The Salford game tomorrow night will see the Blues welcome some of their supporters back to the ground under new Tier 2 Covid-19 rules.

Season ticket holders, plus another 300 fans who bought general sale tickets today, are looking forward to the long-awaited chance to cheer on Chris Beech’s team in person.

The Blues are now finalising their plans for the evening, with September’s test game – when 1,000 fans watched United against Southend – proving useful preparation.

Chief executive Nigel Clibbens said today: “We’re as confident as we can be – based on the experience last time.

“Going from zero to 2,000, with all the requirements, would be difficult and isn’t a position I’d like us to be in.

“But having been through it [in September], it’s different.

“There are things we thought would be issues last time that didn’t turn out to be. Other things emerged, and we’re able to learn from that.

“This time, for instance, we’re taking steps to help with things like toilet areas, whereas before, one issue we expected was exit and entry into the stadium, but that passed a lot better than we thought.

“You only find things like that out by actually experiencing it. Hopefully it will be another game that goes smoothly.”

Carlisle will be the first EFL club to play in front of fans this month, as their game kicks off at 7pm, with tomorrow's other five games in the Championship and Leagues One and Two starting at 7.45pm.

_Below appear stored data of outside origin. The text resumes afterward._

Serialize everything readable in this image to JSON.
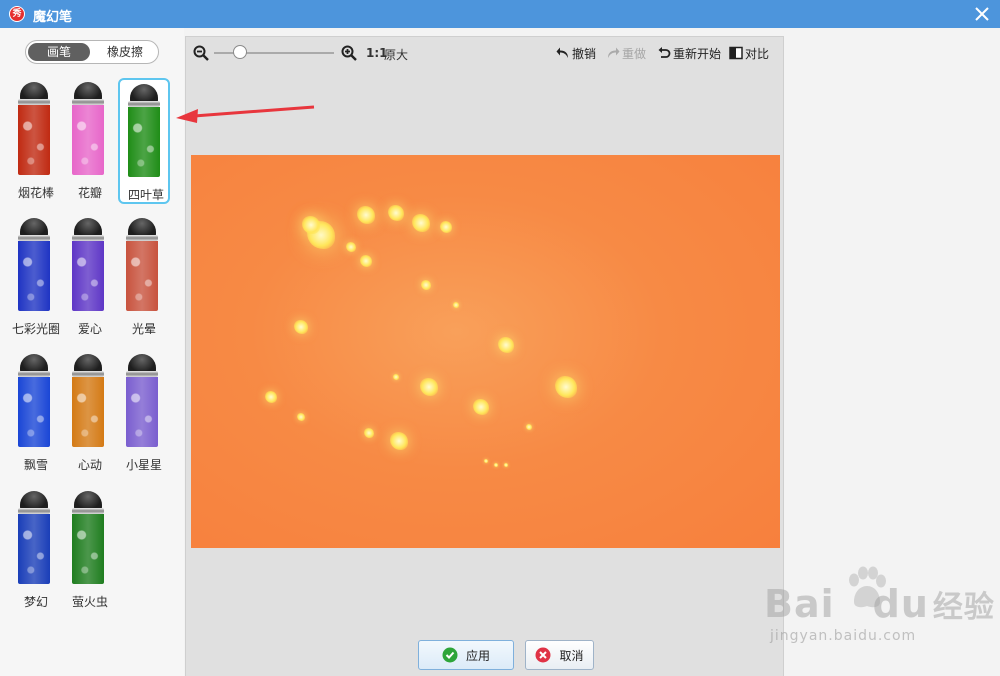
{
  "window": {
    "title": "魔幻笔",
    "app_icon_text": "秀",
    "close_icon": "close-icon"
  },
  "mode_toggle": {
    "brush_label": "画笔",
    "eraser_label": "橡皮擦",
    "active": "画笔"
  },
  "brushes": [
    {
      "label": "烟花棒",
      "selected": false,
      "color": "#c02a12"
    },
    {
      "label": "花瓣",
      "selected": false,
      "color": "#e766c9"
    },
    {
      "label": "四叶草",
      "selected": true,
      "color": "#1f8d17"
    },
    {
      "label": "七彩光圈",
      "selected": false,
      "color": "#1f34c3"
    },
    {
      "label": "爱心",
      "selected": false,
      "color": "#5e36c6"
    },
    {
      "label": "光晕",
      "selected": false,
      "color": "#c8533e"
    },
    {
      "label": "飘雪",
      "selected": false,
      "color": "#1a46d6"
    },
    {
      "label": "心动",
      "selected": false,
      "color": "#d47a15"
    },
    {
      "label": "小星星",
      "selected": false,
      "color": "#7a5ecf"
    },
    {
      "label": "梦幻",
      "selected": false,
      "color": "#1a3eb8"
    },
    {
      "label": "萤火虫",
      "selected": false,
      "color": "#1f7d1f"
    }
  ],
  "toolbar": {
    "zoom_ratio": "1:1",
    "actual_size": "原大",
    "zoom_level": 0.22,
    "undo": "撤销",
    "redo": "重做",
    "restart": "重新开始",
    "compare": "对比"
  },
  "canvas": {
    "background_color": "#f7863f",
    "stroke_color": "#ffe65a"
  },
  "buttons": {
    "apply": "应用",
    "cancel": "取消"
  },
  "watermark": {
    "brand": "Bai",
    "brand_end": "du",
    "cn": "经验",
    "url": "jingyan.baidu.com"
  }
}
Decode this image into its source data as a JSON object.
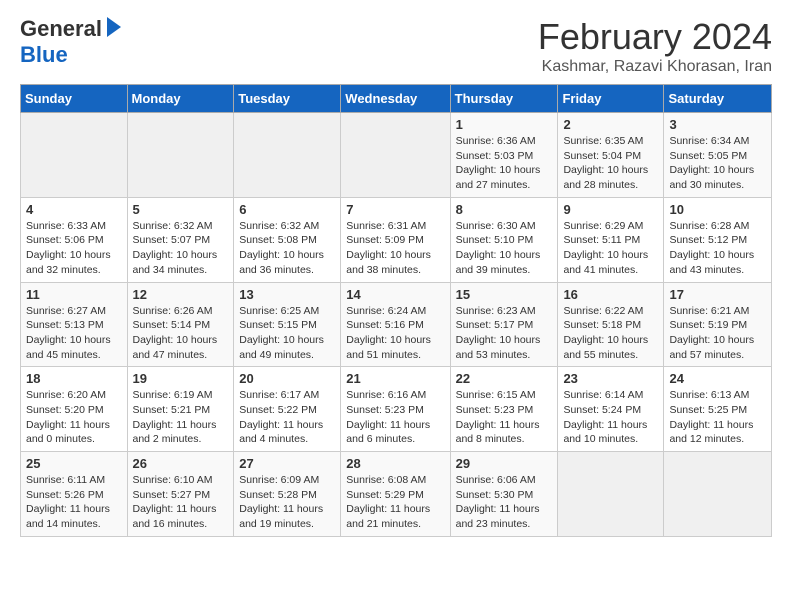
{
  "logo": {
    "general": "General",
    "blue": "Blue"
  },
  "title": "February 2024",
  "location": "Kashmar, Razavi Khorasan, Iran",
  "days_of_week": [
    "Sunday",
    "Monday",
    "Tuesday",
    "Wednesday",
    "Thursday",
    "Friday",
    "Saturday"
  ],
  "weeks": [
    [
      {
        "day": "",
        "info": ""
      },
      {
        "day": "",
        "info": ""
      },
      {
        "day": "",
        "info": ""
      },
      {
        "day": "",
        "info": ""
      },
      {
        "day": "1",
        "info": "Sunrise: 6:36 AM\nSunset: 5:03 PM\nDaylight: 10 hours and 27 minutes."
      },
      {
        "day": "2",
        "info": "Sunrise: 6:35 AM\nSunset: 5:04 PM\nDaylight: 10 hours and 28 minutes."
      },
      {
        "day": "3",
        "info": "Sunrise: 6:34 AM\nSunset: 5:05 PM\nDaylight: 10 hours and 30 minutes."
      }
    ],
    [
      {
        "day": "4",
        "info": "Sunrise: 6:33 AM\nSunset: 5:06 PM\nDaylight: 10 hours and 32 minutes."
      },
      {
        "day": "5",
        "info": "Sunrise: 6:32 AM\nSunset: 5:07 PM\nDaylight: 10 hours and 34 minutes."
      },
      {
        "day": "6",
        "info": "Sunrise: 6:32 AM\nSunset: 5:08 PM\nDaylight: 10 hours and 36 minutes."
      },
      {
        "day": "7",
        "info": "Sunrise: 6:31 AM\nSunset: 5:09 PM\nDaylight: 10 hours and 38 minutes."
      },
      {
        "day": "8",
        "info": "Sunrise: 6:30 AM\nSunset: 5:10 PM\nDaylight: 10 hours and 39 minutes."
      },
      {
        "day": "9",
        "info": "Sunrise: 6:29 AM\nSunset: 5:11 PM\nDaylight: 10 hours and 41 minutes."
      },
      {
        "day": "10",
        "info": "Sunrise: 6:28 AM\nSunset: 5:12 PM\nDaylight: 10 hours and 43 minutes."
      }
    ],
    [
      {
        "day": "11",
        "info": "Sunrise: 6:27 AM\nSunset: 5:13 PM\nDaylight: 10 hours and 45 minutes."
      },
      {
        "day": "12",
        "info": "Sunrise: 6:26 AM\nSunset: 5:14 PM\nDaylight: 10 hours and 47 minutes."
      },
      {
        "day": "13",
        "info": "Sunrise: 6:25 AM\nSunset: 5:15 PM\nDaylight: 10 hours and 49 minutes."
      },
      {
        "day": "14",
        "info": "Sunrise: 6:24 AM\nSunset: 5:16 PM\nDaylight: 10 hours and 51 minutes."
      },
      {
        "day": "15",
        "info": "Sunrise: 6:23 AM\nSunset: 5:17 PM\nDaylight: 10 hours and 53 minutes."
      },
      {
        "day": "16",
        "info": "Sunrise: 6:22 AM\nSunset: 5:18 PM\nDaylight: 10 hours and 55 minutes."
      },
      {
        "day": "17",
        "info": "Sunrise: 6:21 AM\nSunset: 5:19 PM\nDaylight: 10 hours and 57 minutes."
      }
    ],
    [
      {
        "day": "18",
        "info": "Sunrise: 6:20 AM\nSunset: 5:20 PM\nDaylight: 11 hours and 0 minutes."
      },
      {
        "day": "19",
        "info": "Sunrise: 6:19 AM\nSunset: 5:21 PM\nDaylight: 11 hours and 2 minutes."
      },
      {
        "day": "20",
        "info": "Sunrise: 6:17 AM\nSunset: 5:22 PM\nDaylight: 11 hours and 4 minutes."
      },
      {
        "day": "21",
        "info": "Sunrise: 6:16 AM\nSunset: 5:23 PM\nDaylight: 11 hours and 6 minutes."
      },
      {
        "day": "22",
        "info": "Sunrise: 6:15 AM\nSunset: 5:23 PM\nDaylight: 11 hours and 8 minutes."
      },
      {
        "day": "23",
        "info": "Sunrise: 6:14 AM\nSunset: 5:24 PM\nDaylight: 11 hours and 10 minutes."
      },
      {
        "day": "24",
        "info": "Sunrise: 6:13 AM\nSunset: 5:25 PM\nDaylight: 11 hours and 12 minutes."
      }
    ],
    [
      {
        "day": "25",
        "info": "Sunrise: 6:11 AM\nSunset: 5:26 PM\nDaylight: 11 hours and 14 minutes."
      },
      {
        "day": "26",
        "info": "Sunrise: 6:10 AM\nSunset: 5:27 PM\nDaylight: 11 hours and 16 minutes."
      },
      {
        "day": "27",
        "info": "Sunrise: 6:09 AM\nSunset: 5:28 PM\nDaylight: 11 hours and 19 minutes."
      },
      {
        "day": "28",
        "info": "Sunrise: 6:08 AM\nSunset: 5:29 PM\nDaylight: 11 hours and 21 minutes."
      },
      {
        "day": "29",
        "info": "Sunrise: 6:06 AM\nSunset: 5:30 PM\nDaylight: 11 hours and 23 minutes."
      },
      {
        "day": "",
        "info": ""
      },
      {
        "day": "",
        "info": ""
      }
    ]
  ]
}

The Cumbrians had also been the first to host a league game in front of supporters in September because of the early 1pm kick-off against Southend.

Clibbens said United’s final preparations for tomorrow will include checking the necessary signage and taping is in place in the relevant seating and terracing areas, to ensure social distancing.

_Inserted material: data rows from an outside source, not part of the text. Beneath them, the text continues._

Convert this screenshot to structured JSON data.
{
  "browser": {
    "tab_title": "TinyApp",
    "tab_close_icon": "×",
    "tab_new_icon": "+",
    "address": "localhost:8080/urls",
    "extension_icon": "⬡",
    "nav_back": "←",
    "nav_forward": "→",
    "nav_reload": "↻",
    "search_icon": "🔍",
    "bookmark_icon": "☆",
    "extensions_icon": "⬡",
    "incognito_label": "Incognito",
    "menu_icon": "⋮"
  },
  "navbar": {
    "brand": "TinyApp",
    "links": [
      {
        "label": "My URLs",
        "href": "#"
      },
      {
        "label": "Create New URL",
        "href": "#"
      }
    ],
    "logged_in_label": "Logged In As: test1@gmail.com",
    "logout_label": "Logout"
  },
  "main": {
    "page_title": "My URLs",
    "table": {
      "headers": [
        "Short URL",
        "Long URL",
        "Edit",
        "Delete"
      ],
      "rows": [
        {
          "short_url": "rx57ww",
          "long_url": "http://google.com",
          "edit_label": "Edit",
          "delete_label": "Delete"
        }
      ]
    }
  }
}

Fans are being asked to abide by a code of conduct, with supporters asked to wear face coverings when entering the ground and moving around the stadium, but not when they are in their terrace or seating positions.

Clibbens said of such protocols: “Because we’ve had the benefit of the Southend game, there was a lot of debate about certain things, so we’ve been ahead of the game with our fans.

“All the things like face coverings – we’ve had all those debates already and been through it, and fans are more familiar with the situation as a result.

“The two key issues remain – spread your arrival times, and keep socially distanced as you get into the ground, to minimise risk when you’re out and about.

“And, whenever you’re moving and in close contact with anyone, wear a face covering.

“As a club we’d recommend fans wear face coverings all the time but it’s not mandatory – the key times are moving around the ground, going to the toilet, getting to your space, and queueing.

“The rest of the time, we benefit from having a sizeable site that’s got lots of room for people to get about the place without being really close to each other.

“We’ve been to lots of stadiums where there isn’t a lot of room and that will be difficult for them, but fortunately not for us.”

Clibbens has already suggested that staging a game with 2,000 will not in itself make the club much money, but said it is an important step.

“I’ve consistently said, as I did with the Southend game, that it’s not about individual games but making steps to get back up to near normality, whatever that looks like – closer to the capacity we would normally have. This is another step in that.

“The costs compared to income – we’re looking at it with a wide view. We will gain ticket income, but lose iFollow income, for instance.

“We will gain ticket income, but will have to have a full-cost stadium incurred. As soon as you open three sides of our ground, we’re up to 70 stewards. Whether you’ve got 5,000 fans in or 2,000, it’s the same fixed cost. Those things are all issues we have to balance out.

“Everybody’s hoping these things for us and the wider community will be a success. Coupled with the run-off from the lockdown, some sensible behaviour in the five days before Christmas, that momentum can keep going forward, fingers crossed, and then you’re into vaccine time and hopefully the start of the end.”

Clibbens has also praised the staff who have helped the club sell tickets at short notice in preparation for tomorrow’s game.

He said: “One challenge on the ticketing side has been dealing with all the fans who’d previously purchased a season-ticket and asked for a refund, and been paid a refund, and who now want their same seat back.

“I would like to thank those fans and everyone else for their patience.

“Staff who’d previously been furloughed, the week before, we’ve had to ask to come in and work overtime. One minute they’re thinking there isn’t enough work to keep them busy, the next Suzanne [Kidd, finance director] and myself are then asking them if they come in and work the weekend.

“It shows the spirit and quality of the people that we’ve got here, and how lucky we are to have them, that no-one batted an eyelid. Everyone was here, put a full day in on Saturday, and another full day on Sunday.

“When the flexi-furlough was changed and rolled forward to March, we had to take advantage of that to secure employment. Especially in places like the ticket office and commercial office, we’ve been flexi-furloughing people – asking them to reduce their number of days but if things change, we need the capability to ask them to come back.

“It’s not ideal. It’s the worst of all worlds in that there’s no certainty but there’s still an expectation that if called upon people will step in. We’re grateful that they have.”

Carlisle have added that any season-ticket holder who has not received their season card by the normal post delivery time on Wednesday should contact the club.